Training your child can be a memorable experience, but it also has its challenges



Brunswick field hockey coach Carrie Sullivan, center, recently poses with daughters Kelsey and Ellie. Photo provided by Carrie Sullivan

Carrie Sullivan has coached her daughters in various sports for as long as she can remember.

Prior to becoming a Brunswick field hockey coach in 2018, Sullivan remembers asking his daughters, Kelsey and Ellie, what they thought of his high school coaching.

“I asked them what they thought about it and if they were okay with it,” Sullivan said. “It’s different when your mom coaches your teammates and friends, but they took it without hesitation.”

Kelsey Sullivan added, “It’s so nice to have someone to talk to after games and practice who really understands the game. It’s also great because we both have the same thought process and the same competitive mindset.

The Sullivans aren’t the only ones when it comes to parents coaching their kids on high school athletic teams in the Midcoast.
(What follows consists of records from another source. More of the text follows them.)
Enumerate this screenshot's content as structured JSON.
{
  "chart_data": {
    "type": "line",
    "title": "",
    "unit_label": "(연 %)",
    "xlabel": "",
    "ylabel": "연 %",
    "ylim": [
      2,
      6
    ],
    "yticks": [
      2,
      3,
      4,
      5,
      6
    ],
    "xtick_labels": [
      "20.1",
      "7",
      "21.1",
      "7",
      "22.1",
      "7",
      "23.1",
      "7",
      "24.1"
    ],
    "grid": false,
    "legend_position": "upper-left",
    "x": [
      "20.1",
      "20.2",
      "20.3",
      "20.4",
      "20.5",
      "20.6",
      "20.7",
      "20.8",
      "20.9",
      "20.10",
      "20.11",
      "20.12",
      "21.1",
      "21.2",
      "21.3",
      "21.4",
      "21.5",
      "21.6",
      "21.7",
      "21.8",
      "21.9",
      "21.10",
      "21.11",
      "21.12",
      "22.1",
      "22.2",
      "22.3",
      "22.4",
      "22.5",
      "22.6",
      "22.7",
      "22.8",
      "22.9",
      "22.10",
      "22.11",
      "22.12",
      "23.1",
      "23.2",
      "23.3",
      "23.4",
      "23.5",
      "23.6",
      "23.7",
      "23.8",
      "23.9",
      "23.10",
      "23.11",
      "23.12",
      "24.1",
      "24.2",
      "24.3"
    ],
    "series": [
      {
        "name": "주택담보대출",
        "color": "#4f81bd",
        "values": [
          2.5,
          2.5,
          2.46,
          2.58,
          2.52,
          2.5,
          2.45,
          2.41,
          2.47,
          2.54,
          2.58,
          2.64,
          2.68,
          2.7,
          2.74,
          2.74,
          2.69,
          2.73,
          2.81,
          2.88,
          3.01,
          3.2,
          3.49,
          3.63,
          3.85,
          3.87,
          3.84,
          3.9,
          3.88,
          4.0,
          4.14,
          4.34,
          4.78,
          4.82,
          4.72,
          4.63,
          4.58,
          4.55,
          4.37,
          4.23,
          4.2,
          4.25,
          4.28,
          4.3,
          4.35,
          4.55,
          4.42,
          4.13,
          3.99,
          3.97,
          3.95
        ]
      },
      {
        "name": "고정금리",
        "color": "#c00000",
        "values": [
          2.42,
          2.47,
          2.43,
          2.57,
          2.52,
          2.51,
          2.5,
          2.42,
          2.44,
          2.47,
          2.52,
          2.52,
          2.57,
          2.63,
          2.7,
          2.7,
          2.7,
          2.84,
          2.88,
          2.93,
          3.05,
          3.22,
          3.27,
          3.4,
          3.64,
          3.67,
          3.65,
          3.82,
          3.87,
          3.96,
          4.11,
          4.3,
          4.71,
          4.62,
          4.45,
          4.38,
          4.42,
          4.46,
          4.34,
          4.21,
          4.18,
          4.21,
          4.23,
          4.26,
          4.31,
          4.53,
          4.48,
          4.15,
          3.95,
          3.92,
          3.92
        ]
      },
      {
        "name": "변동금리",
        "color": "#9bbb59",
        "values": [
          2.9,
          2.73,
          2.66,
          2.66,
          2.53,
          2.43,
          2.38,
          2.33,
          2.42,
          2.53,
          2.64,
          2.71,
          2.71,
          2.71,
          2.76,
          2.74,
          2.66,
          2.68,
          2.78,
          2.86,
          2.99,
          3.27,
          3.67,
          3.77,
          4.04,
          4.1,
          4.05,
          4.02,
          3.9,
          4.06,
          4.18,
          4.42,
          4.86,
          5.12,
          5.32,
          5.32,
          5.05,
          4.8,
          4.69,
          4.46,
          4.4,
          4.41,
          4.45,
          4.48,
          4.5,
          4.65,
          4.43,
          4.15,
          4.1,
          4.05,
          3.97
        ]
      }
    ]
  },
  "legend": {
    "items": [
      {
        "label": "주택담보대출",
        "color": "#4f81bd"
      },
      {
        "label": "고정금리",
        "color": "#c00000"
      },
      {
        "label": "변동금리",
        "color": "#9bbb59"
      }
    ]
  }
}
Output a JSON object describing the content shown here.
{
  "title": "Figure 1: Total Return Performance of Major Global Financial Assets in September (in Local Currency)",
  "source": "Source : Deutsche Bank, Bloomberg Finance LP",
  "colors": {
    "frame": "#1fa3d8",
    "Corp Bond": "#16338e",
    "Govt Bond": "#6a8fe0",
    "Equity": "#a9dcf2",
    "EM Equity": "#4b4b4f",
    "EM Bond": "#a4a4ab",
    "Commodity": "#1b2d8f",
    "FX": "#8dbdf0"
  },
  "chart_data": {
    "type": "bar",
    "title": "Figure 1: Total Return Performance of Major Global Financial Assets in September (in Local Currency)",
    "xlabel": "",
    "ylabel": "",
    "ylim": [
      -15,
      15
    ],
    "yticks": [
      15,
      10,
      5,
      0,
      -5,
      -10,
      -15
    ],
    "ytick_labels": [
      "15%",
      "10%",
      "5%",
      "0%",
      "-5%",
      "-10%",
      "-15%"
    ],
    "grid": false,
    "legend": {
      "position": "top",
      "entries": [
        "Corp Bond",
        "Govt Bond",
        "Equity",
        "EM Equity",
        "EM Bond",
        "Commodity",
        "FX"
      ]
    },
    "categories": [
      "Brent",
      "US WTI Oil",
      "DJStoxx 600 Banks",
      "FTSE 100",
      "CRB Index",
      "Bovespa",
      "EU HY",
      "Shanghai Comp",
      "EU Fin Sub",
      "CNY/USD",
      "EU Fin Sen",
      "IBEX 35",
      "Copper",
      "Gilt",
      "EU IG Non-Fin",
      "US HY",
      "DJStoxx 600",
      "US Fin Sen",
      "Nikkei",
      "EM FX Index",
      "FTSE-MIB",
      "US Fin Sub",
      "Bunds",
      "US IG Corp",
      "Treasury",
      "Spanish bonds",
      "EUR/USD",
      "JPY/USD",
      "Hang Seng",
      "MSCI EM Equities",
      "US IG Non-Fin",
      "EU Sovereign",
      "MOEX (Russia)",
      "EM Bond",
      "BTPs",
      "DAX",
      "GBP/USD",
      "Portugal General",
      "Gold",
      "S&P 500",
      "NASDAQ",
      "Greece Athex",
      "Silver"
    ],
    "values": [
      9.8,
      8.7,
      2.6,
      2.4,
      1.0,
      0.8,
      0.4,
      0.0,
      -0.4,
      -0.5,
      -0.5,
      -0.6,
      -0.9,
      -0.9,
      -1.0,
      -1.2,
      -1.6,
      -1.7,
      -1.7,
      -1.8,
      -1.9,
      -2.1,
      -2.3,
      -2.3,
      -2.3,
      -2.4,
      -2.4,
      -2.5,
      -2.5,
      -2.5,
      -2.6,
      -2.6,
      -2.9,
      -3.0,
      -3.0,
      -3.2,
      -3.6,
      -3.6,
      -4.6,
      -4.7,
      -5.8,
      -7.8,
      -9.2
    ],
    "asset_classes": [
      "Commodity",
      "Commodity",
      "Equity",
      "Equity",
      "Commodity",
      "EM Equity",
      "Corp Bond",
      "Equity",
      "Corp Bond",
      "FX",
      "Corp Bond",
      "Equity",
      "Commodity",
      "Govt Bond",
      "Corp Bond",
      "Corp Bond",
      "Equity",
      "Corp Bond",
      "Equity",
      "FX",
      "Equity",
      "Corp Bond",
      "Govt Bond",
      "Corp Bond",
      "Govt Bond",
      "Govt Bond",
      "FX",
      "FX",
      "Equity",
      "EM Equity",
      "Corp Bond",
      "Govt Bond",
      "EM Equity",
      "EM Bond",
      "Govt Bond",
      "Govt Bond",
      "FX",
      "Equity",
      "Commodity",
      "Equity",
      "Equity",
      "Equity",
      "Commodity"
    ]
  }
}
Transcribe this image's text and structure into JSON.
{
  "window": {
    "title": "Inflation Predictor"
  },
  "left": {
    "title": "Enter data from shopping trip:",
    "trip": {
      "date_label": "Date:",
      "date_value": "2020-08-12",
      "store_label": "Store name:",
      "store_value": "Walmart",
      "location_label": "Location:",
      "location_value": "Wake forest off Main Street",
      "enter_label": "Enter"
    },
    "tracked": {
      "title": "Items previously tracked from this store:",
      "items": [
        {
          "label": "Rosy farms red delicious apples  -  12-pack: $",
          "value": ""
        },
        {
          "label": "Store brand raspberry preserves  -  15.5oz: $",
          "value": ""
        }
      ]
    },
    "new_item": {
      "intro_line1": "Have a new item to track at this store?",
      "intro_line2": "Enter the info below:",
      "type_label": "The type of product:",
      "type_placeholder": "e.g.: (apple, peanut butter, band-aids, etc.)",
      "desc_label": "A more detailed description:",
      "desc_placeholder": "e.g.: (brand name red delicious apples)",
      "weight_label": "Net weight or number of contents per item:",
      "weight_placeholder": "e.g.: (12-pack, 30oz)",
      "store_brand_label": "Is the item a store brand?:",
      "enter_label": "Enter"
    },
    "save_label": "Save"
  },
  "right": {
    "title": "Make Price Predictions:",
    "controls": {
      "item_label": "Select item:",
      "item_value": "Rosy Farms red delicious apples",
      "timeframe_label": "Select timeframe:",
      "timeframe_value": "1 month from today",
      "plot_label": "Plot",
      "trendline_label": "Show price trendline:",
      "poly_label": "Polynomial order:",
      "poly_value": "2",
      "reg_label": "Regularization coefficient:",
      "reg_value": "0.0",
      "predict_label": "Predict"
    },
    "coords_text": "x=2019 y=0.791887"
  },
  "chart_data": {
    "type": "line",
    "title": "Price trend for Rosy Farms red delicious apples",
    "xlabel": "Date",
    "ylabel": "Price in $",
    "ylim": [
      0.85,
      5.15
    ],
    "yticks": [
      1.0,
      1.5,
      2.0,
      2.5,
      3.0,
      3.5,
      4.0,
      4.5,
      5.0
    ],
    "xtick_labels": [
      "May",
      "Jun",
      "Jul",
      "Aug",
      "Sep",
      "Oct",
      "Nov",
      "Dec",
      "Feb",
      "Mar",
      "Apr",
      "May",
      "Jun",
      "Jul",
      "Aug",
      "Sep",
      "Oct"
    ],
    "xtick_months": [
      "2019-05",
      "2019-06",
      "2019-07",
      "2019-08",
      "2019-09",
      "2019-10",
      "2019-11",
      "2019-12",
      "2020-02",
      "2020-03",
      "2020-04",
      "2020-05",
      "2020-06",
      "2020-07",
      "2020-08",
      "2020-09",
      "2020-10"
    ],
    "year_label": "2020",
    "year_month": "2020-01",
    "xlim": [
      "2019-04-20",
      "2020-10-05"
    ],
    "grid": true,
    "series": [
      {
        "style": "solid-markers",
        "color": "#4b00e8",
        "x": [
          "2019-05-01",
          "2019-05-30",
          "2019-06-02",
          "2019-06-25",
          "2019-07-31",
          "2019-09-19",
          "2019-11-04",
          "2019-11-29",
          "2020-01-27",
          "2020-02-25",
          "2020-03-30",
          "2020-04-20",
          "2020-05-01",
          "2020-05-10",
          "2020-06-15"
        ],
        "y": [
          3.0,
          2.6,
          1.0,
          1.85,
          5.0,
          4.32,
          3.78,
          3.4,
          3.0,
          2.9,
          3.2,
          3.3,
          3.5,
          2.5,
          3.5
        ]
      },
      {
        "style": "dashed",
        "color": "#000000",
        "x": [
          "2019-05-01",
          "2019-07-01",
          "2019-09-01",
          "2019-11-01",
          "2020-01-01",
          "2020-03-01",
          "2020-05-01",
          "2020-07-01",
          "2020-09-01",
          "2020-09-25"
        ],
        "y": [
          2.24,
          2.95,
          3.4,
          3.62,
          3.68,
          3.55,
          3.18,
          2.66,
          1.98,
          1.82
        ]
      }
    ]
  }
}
Many of these caches say the experience is very rewarding, but it presents some challenges, including avoiding showing favoritism.

“You have to be a little careful how you go about it,” said Brunswick women’s soccer head coach Martyn Davison, who coaches her older daughter Emily. “You try to stay aware of it, but I’ve never had a problem with it. “

F addedBoys soccer coach Bob Strong, who coaches his senior son Bobby, reports: “I’m very sensitive to the perception of favoritism, especially when it comes to playing time. The times I felt it most difficult were when he was on the verge of being a contributor. At that time, I tended to shield myself from conservatism and not play it as much as he maybe deserved. UThere is no doubt that the biggest advantage of my son’s training is to enjoy the privileged moments that he shares daily with his teammates. The players create unforgettable memories over a three month season, I enjoy every minute with a front row seat in their experiences.

Emily Davison, left, recently poses with her father Martyn Davison. Emily is a senior on the Brunswick High women’s soccer team, which Martyn coaches. Photo provided by Martyn Davison

Coaches also say they are trying to find that balance between parent-child and coach-player. Coach Sullivan, for example, has said she needs to separate her mother-daughter relationships with her daughters once they’re on a sports field.

“I don’t think about it very often, but it rarely comes back,” she said. “I take that into consideration and try to keep it apart until we get home and dissect the game.”

Many athletes say that playing for a parent at a high level is a once in a lifetime experience.

“It can be difficult at times to take constructive criticism,” said Emily Davison, who is a key contributor to the Brunswick women’s soccer team. “But I respect what he says and try to implement his advice.”

The Sullivan sisters, Kelsey and Ellie, agreed.

“The benefits of having him as a coach outweigh the challenges, which aren’t many,” said Ellie Sullivan, a junior. “I grew up with her coaching style all my life and became the player I am today because of her. I appreciate her competitiveness and love of the game, and I have very similar ideas to her about how we play and how we can improve as a team.

Carrie Sullivan said coaching her daughters also helps bring the family closer together.

“One thing is to have this unique moment in their life to be with them,” she said. “There aren’t many mothers as much as I am in the lives of their teenage daughters. Another piece that I love is getting to know their friends on this level. There have been so many teammates that I have watched grow up and I love having that extra layer of relationship with them.